Hacer justicia
Juan José Rodríguez Prats.- Es difícil encontrar algún periodo de nuestra historia en que el ordenamiento jurídico haya estado tan resquebrajado como en nuestros días. No estoy afirmando que sea algo novedoso, siempre ha habido denuncias por la inobservancia de las normas. Jesús Reyes Heroles insistía en el “relajamiento” de la ley, tanto en su elaboración como en los procesos de su aplicación. Pero ni en el Porfiriato, que contó con buenos juristas como integrantes del Poder Judicial, ni en el largo periodo del príato ni en los breves tiempos del PAN se dieron en el poder los escándalos que cotidianamente sacuden hoy a nuestra opinión pública.
¿Cuándo habíamos visto que los más relevantes delincuentes del crimen organizado fueran juzgados en otra nación y que desde allá nos informaran de la brutal descomposición de los aparatos encargados de administrar justicia? ¿Recuerda usted algún ministro de la Corte amparándose para que una Comisión de Ética de una institución autónoma no emita opiniones sobre su caso? ¿Hay antecedentes de una queja del Ejecutivo federal porque algunas de sus propuestas para formar parte del máximo tribunal de justicia voten sentencias contrarias a su gobierno? ¿Habíamos registrado las enormes cifras actuales de delitos cometidos y que están impunes? ¿Se utilizó esta aberración legislativa en alguna ocasión, de que al no tener las condiciones para modificar nuestra carta magna se reformen leyes secundarias para deteriorar el desempeño de órganos constitucionales autónomos? ¿Ha existido algún caso de la postulación de un(a) delincuente electoral al cargo de titular del Ejecutivo de un estado? ¿Habíamos escuchado a algún funcionario de cualquier nivel de gobierno declarar con el mayor desparpajo “no me vengan con el cuento de que la ley es la ley”? ¿Nuestras prisiones habían albergado tantos reclusos en infrahumanas condiciones como los que hoy purgan ahí sus sentencias? ¿Hemos tenido la cantidad de asuntos pendientes de resolución que hoy alcanzan cifras descomunales? ¿En algún momento hemos padecido el grado de incertidumbre y falta de certeza, como ahora, que son los enemigos por antonomasia de la gobernabilidad?
En fin, podríamos continuar con esta deprimente lista de fallas y desatinos que ya han señalado organismos internacionales y que miden la calidad de los sistemas políticos, así como de los correspondientes índices de corrupción.
El primer deber de un Estado es impartir justicia.
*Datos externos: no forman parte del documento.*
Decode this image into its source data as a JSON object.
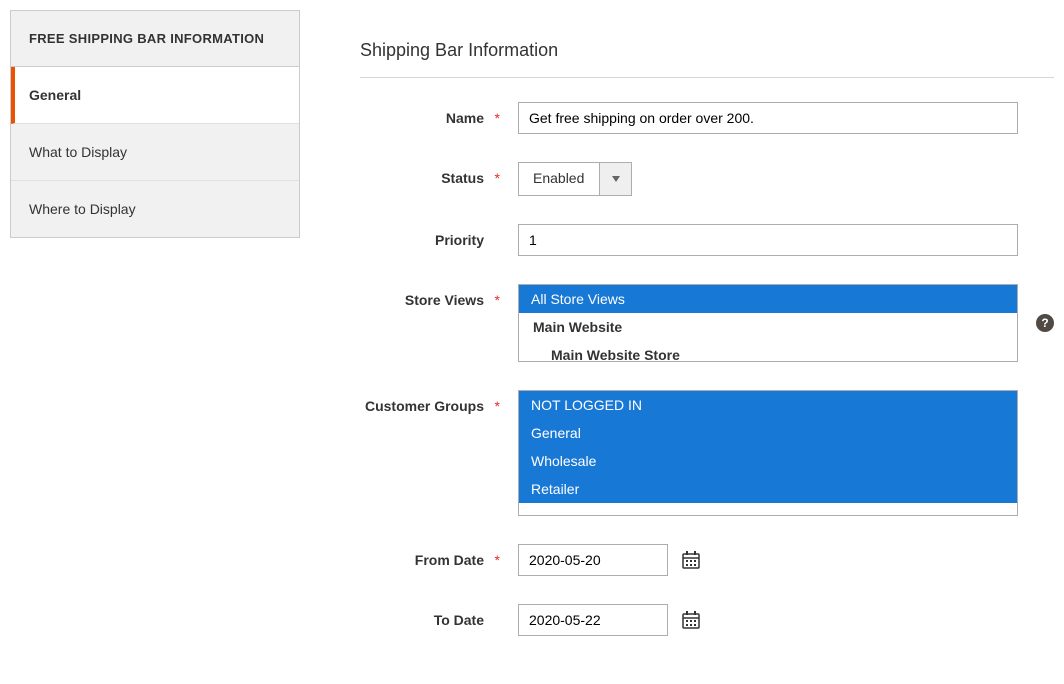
{
  "sidebar": {
    "header": "FREE SHIPPING BAR INFORMATION",
    "items": [
      {
        "label": "General",
        "active": true
      },
      {
        "label": "What to Display",
        "active": false
      },
      {
        "label": "Where to Display",
        "active": false
      }
    ]
  },
  "section": {
    "title": "Shipping Bar Information"
  },
  "form": {
    "name": {
      "label": "Name",
      "value": "Get free shipping on order over 200."
    },
    "status": {
      "label": "Status",
      "value": "Enabled"
    },
    "priority": {
      "label": "Priority",
      "value": "1"
    },
    "storeViews": {
      "label": "Store Views",
      "options": [
        {
          "label": "All Store Views",
          "selected": true,
          "cls": ""
        },
        {
          "label": "Main Website",
          "selected": false,
          "cls": "bold"
        },
        {
          "label": "Main Website Store",
          "selected": false,
          "cls": "indent"
        }
      ]
    },
    "customerGroups": {
      "label": "Customer Groups",
      "options": [
        {
          "label": "NOT LOGGED IN",
          "selected": true
        },
        {
          "label": "General",
          "selected": true
        },
        {
          "label": "Wholesale",
          "selected": true
        },
        {
          "label": "Retailer",
          "selected": true
        }
      ]
    },
    "fromDate": {
      "label": "From Date",
      "value": "2020-05-20"
    },
    "toDate": {
      "label": "To Date",
      "value": "2020-05-22"
    }
  }
}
En eso se ha sustentado lo que se ha denominado “contrato social”. ¿Qué es la justicia? En algunas reflexiones, Aristóteles la definía como “el trato igual a los iguales y desigual a los desiguales”. Desde entonces se distinguía la justicia distributiva y conmutativa. En su Diccionario Filosófico, André Lalande expresa: “La primera, ejercida mediante autoridad, consiste en la repartición de los bienes y de los males según el mérito de las personas. La justicia conmutativa, por lo contrario, consiste en la igualdad de las cosas cambiadas, en la equivalencia de las obligaciones y de las cargas estipuladas en los contratos”.
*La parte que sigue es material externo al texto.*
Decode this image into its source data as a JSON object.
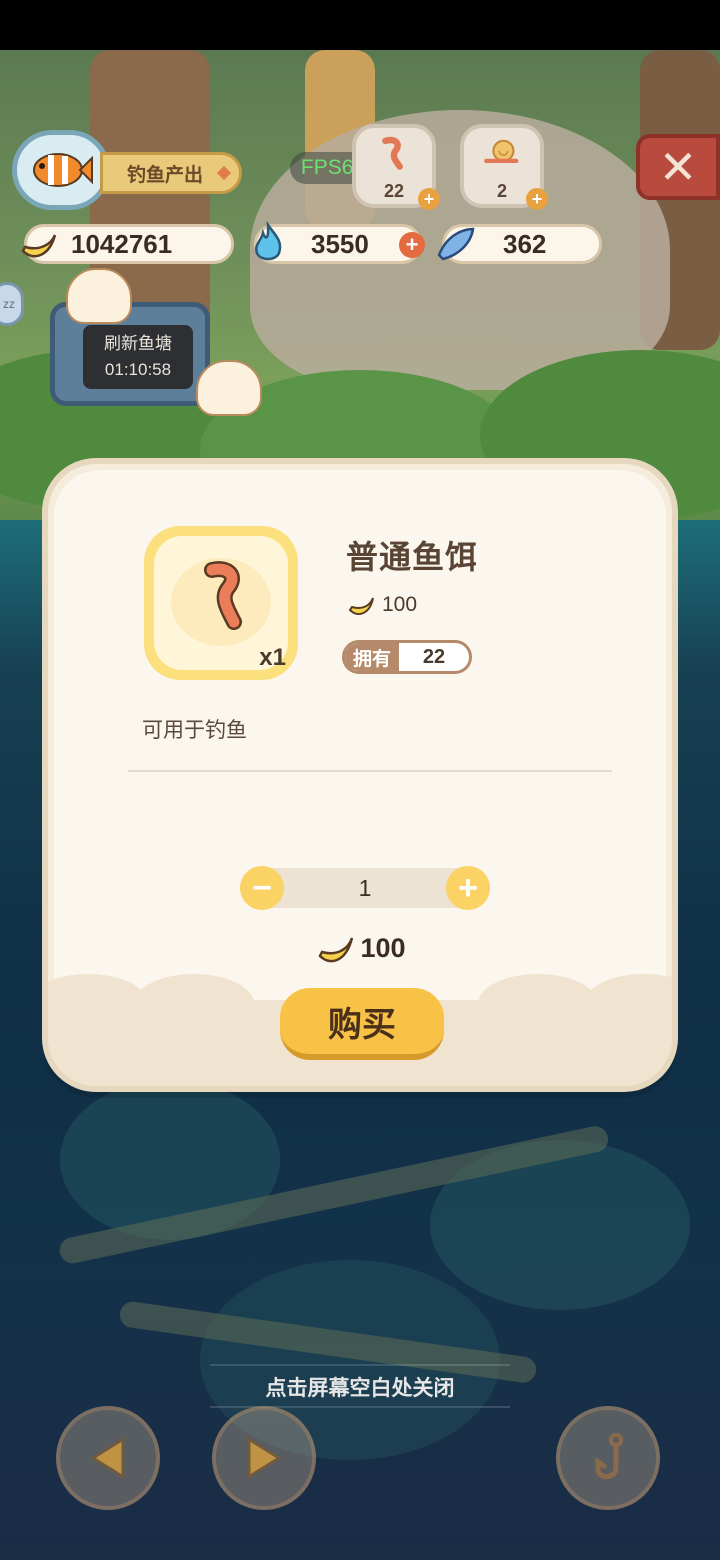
{
  "hud": {
    "fishing_output_label": "钓鱼产出",
    "fps": "FPS60",
    "bait_slots": [
      {
        "name": "worm-bait",
        "count": "22"
      },
      {
        "name": "snail-bait",
        "count": "2"
      }
    ],
    "currencies": [
      {
        "name": "banana",
        "value": "1042761"
      },
      {
        "name": "blue-flame",
        "value": "3550"
      },
      {
        "name": "blue-fish",
        "value": "362"
      }
    ],
    "refresh_pond": {
      "label": "刷新鱼塘",
      "timer": "01:10:58"
    }
  },
  "dialog": {
    "item_name": "普通鱼饵",
    "item_qty": "x1",
    "unit_price": "100",
    "owned_label": "拥有",
    "owned_value": "22",
    "description": "可用于钓鱼",
    "quantity": "1",
    "total_price": "100",
    "buy_label": "购买"
  },
  "hint": "点击屏幕空白处关闭",
  "colors": {
    "accent_yellow": "#f7c245",
    "brown_text": "#5a4434",
    "plus_red": "#e46b40"
  }
}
El gran jurista romano Ulpiano (¿170?-228) señalaba los tres principios de la justicia: No dañar los derechos de los otros; vivir honestamente y darle a cada quien lo suyo. Montesquieu (1689-1755) hablaba de la alteridad como “el principio filosófico de alternar o cambiar la propia perspectiva por la del otro, considerando y teniendo en cuenta el punto de vista, la concepción del mundo, los intereses, la ideología del otro, y no dando, por supuesto, que la de uno es la única posible. La alteridad es la ruptura de la mismidad y el suceso de ser otro”. Por último, para san Agustín (354-430): “El Estado es un producto del egoísmo y su fundador es Caín, el fratricida”.
En resumen, el Estado de derecho se concibe para evitar males más que para hacer bienes. Sin él, no hay democracia liberal ni economía de mercado. He ahí la tarea.